Ceramicist Summer Carmack evokes the tradition of afternoon tea, while Nick DeFord gently rebels against traditional notions of the home front in embroidery and image. Joe Ford's 3D printed cul-de-sac addresses privacy and surveillance. Paul Loughney's collages of floating millwork and destabilized architectural detail face Cara Sullivan's photographs of burnt interiors. Jenna Richards presents ghostly ceramic shells of folded garments - memorials to time and care - while Rowan Haug's paper quilt top floats on ambient air flow suggesting clothes drying on the line. A second work by Sullivan documents a performance in which she mimics the catnap and the charming collection of hand whittled spoons by Marty Haug deliver both a variety and unity of form.

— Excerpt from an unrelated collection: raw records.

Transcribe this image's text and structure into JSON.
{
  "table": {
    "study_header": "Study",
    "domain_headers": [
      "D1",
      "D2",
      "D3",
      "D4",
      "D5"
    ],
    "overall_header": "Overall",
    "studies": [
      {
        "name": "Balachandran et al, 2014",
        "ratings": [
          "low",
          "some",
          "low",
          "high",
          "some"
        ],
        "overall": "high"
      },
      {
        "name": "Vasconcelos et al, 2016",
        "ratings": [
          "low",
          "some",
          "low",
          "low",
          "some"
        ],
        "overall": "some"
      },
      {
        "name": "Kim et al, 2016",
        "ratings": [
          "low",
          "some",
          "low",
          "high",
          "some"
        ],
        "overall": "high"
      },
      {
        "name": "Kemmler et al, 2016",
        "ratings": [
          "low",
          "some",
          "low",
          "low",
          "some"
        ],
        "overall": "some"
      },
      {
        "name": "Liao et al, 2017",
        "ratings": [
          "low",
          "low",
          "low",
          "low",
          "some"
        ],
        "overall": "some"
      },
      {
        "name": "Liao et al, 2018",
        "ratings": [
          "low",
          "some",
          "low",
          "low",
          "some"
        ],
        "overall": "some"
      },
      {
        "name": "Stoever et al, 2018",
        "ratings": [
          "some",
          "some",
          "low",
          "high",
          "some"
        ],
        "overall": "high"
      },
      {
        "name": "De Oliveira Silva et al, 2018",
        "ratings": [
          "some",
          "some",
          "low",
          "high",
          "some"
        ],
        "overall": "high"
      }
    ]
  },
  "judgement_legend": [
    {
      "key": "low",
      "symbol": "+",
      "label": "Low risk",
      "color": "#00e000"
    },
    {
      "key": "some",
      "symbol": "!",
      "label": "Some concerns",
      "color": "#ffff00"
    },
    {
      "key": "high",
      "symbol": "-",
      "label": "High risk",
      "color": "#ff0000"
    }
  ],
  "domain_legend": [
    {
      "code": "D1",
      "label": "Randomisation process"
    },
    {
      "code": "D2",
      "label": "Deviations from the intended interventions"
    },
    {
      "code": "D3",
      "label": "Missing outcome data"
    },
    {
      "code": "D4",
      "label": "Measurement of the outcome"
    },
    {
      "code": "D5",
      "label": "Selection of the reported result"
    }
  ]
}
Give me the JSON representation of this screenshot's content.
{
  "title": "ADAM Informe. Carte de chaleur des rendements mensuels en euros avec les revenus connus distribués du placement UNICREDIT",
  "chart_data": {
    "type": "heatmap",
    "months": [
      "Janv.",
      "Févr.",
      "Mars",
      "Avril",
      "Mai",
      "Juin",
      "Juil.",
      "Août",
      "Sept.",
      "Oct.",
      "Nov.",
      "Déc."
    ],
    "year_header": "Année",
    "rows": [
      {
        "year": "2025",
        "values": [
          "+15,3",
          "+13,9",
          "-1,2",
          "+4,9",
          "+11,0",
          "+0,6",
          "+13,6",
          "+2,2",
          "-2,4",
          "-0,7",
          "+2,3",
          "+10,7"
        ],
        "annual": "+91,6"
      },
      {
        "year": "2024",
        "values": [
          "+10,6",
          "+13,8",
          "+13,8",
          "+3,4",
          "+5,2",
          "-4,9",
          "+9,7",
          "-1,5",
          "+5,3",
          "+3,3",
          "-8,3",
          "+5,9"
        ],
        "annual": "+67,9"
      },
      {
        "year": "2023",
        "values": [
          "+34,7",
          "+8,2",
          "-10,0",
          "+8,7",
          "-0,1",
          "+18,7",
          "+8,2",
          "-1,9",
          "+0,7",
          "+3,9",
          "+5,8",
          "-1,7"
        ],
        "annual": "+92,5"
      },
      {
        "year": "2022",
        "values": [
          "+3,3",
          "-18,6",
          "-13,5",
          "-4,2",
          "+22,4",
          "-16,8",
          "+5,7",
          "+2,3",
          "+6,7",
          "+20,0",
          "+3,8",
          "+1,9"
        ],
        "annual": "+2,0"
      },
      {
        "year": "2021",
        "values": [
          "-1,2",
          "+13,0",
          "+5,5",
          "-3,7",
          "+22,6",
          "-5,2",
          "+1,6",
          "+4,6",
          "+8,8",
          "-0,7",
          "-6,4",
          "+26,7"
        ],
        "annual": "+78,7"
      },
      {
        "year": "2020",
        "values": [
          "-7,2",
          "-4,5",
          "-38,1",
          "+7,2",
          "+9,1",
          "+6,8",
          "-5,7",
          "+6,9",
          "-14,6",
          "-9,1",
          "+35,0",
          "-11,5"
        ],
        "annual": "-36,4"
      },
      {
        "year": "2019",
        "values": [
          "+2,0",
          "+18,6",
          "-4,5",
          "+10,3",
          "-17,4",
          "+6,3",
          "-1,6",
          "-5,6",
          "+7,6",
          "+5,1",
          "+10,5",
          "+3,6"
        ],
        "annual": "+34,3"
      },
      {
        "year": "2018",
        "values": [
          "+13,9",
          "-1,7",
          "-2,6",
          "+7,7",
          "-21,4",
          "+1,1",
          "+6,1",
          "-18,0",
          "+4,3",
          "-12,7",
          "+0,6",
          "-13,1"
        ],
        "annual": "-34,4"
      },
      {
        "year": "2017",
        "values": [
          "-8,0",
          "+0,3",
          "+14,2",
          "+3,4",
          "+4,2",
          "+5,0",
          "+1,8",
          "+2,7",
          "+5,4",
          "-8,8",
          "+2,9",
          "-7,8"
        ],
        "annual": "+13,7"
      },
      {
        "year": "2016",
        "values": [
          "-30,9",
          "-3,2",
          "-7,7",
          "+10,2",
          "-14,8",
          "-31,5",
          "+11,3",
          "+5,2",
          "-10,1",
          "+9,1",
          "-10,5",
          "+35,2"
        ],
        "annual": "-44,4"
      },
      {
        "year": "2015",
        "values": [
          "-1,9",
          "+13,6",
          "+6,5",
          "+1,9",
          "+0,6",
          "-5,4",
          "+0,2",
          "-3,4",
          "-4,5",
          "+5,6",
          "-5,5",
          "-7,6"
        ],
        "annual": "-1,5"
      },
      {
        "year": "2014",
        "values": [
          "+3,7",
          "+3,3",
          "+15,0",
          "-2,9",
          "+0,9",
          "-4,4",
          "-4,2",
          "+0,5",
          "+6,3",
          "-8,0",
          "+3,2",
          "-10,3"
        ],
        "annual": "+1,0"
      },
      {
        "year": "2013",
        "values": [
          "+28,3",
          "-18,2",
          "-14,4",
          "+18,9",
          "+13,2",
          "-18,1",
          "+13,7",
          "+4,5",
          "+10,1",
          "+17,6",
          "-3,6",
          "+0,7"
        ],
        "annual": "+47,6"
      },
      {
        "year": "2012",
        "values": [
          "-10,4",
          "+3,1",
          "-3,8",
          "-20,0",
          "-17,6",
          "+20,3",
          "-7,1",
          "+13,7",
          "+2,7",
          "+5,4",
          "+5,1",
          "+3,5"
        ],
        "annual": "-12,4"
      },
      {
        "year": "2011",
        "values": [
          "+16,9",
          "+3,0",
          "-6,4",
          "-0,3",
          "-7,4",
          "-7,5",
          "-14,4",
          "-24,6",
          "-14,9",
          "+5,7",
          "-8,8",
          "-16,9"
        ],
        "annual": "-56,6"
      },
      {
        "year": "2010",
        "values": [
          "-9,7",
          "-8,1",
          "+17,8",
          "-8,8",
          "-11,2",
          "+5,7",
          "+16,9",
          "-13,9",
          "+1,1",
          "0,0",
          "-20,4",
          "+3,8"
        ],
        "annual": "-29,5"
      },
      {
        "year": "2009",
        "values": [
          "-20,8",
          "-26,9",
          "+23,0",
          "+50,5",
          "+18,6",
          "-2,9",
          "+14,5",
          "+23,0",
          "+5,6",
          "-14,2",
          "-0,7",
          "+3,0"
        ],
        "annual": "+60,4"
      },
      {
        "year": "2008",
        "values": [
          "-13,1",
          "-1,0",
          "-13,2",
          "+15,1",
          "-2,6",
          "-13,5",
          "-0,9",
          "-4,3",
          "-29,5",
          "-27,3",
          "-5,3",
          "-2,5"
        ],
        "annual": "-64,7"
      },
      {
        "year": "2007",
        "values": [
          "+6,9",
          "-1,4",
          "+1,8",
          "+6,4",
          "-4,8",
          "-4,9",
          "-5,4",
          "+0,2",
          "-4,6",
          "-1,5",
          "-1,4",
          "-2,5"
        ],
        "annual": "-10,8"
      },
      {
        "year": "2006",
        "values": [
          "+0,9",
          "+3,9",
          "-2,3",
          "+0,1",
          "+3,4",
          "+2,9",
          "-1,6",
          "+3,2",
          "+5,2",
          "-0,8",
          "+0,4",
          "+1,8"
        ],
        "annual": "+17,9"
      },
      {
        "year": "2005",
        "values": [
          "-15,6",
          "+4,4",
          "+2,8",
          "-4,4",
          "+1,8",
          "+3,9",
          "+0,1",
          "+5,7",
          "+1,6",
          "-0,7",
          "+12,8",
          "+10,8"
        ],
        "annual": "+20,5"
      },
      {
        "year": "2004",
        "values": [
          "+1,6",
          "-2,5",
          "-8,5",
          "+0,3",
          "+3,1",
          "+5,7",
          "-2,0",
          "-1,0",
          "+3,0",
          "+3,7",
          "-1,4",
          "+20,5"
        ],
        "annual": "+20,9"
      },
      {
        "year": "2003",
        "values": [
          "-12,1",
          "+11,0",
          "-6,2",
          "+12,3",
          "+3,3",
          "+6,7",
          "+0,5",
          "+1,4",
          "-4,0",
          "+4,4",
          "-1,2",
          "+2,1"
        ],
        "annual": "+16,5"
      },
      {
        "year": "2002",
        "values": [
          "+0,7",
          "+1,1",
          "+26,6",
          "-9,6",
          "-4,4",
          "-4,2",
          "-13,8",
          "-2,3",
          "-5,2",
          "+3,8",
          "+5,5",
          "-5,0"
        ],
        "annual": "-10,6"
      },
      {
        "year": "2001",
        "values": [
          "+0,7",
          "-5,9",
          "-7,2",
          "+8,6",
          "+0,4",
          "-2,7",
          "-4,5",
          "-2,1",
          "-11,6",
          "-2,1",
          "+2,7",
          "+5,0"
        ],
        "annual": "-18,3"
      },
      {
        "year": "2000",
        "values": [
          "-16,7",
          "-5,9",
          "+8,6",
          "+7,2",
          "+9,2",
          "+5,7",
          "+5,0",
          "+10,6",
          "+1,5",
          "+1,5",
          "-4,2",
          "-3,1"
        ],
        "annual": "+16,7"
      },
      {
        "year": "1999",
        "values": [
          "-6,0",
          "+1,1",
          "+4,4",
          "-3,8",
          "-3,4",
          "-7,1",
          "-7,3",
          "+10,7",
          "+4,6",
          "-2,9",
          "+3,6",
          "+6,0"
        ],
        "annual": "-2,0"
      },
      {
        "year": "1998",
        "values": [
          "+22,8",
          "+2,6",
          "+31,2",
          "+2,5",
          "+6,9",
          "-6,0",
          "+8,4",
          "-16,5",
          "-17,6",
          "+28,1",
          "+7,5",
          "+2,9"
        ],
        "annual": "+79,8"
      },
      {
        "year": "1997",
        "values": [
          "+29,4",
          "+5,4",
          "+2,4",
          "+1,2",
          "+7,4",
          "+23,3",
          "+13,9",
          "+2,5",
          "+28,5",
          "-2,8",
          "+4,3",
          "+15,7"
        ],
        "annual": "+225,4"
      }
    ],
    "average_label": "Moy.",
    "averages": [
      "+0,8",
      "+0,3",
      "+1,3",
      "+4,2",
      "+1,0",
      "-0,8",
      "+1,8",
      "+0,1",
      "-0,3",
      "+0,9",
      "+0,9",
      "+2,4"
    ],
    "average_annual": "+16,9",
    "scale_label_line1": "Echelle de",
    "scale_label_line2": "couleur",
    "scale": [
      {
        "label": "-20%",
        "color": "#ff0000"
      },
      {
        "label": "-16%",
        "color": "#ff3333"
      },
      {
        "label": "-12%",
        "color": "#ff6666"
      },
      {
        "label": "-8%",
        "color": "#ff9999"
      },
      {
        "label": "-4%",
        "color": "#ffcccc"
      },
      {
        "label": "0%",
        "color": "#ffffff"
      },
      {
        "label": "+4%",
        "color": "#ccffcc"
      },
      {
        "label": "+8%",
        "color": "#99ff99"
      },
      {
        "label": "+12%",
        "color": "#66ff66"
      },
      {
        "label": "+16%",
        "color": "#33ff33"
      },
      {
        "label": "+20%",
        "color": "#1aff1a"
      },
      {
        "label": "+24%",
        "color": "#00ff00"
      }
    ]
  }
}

Nick DeFord / Artist Statement:

My work explores the visual culture of cartography, occult imagery, geographical souvenirs, and other structures of information that is altered to examine the relationship of identity, space, and place. The disruption of these visual systems reveals a thin boundary between the known and unknown. The repetitive hand-mechanical process used in stitching and layering gives the work an added inference of compulsivity, craft, and concern. The additive processes and materials tie the work to familiar classrooms, offices, and homes where information is routinely organized and understood.

The embroidery needle cuts through the surfaces of ephemeral objects and alters the original structure of information in a physical and hybrid transformation. In order to examine that sutured boundary between the known and unknown, I select for subject matter places and themes that are infamous for their mystery. These mysterious themes may be the habitation of monsters, centers of conspiracy, occult devices, or vortices of mysticism. Strange locales, threatening in their otherness, provide stark contrast to the comfort and security of home. Anxiety increases when we realize that the physical world, in its infiniteness of space and time, borders the unexplored and unexplainable.

We understand ourselves by naming and categorizing, and mapping is a common method of understanding not only personal location but also personal identity. My work questions the efficacy of that process, the delicacy of the known world, and a re-identification within viewers of a sense of place and the unknown.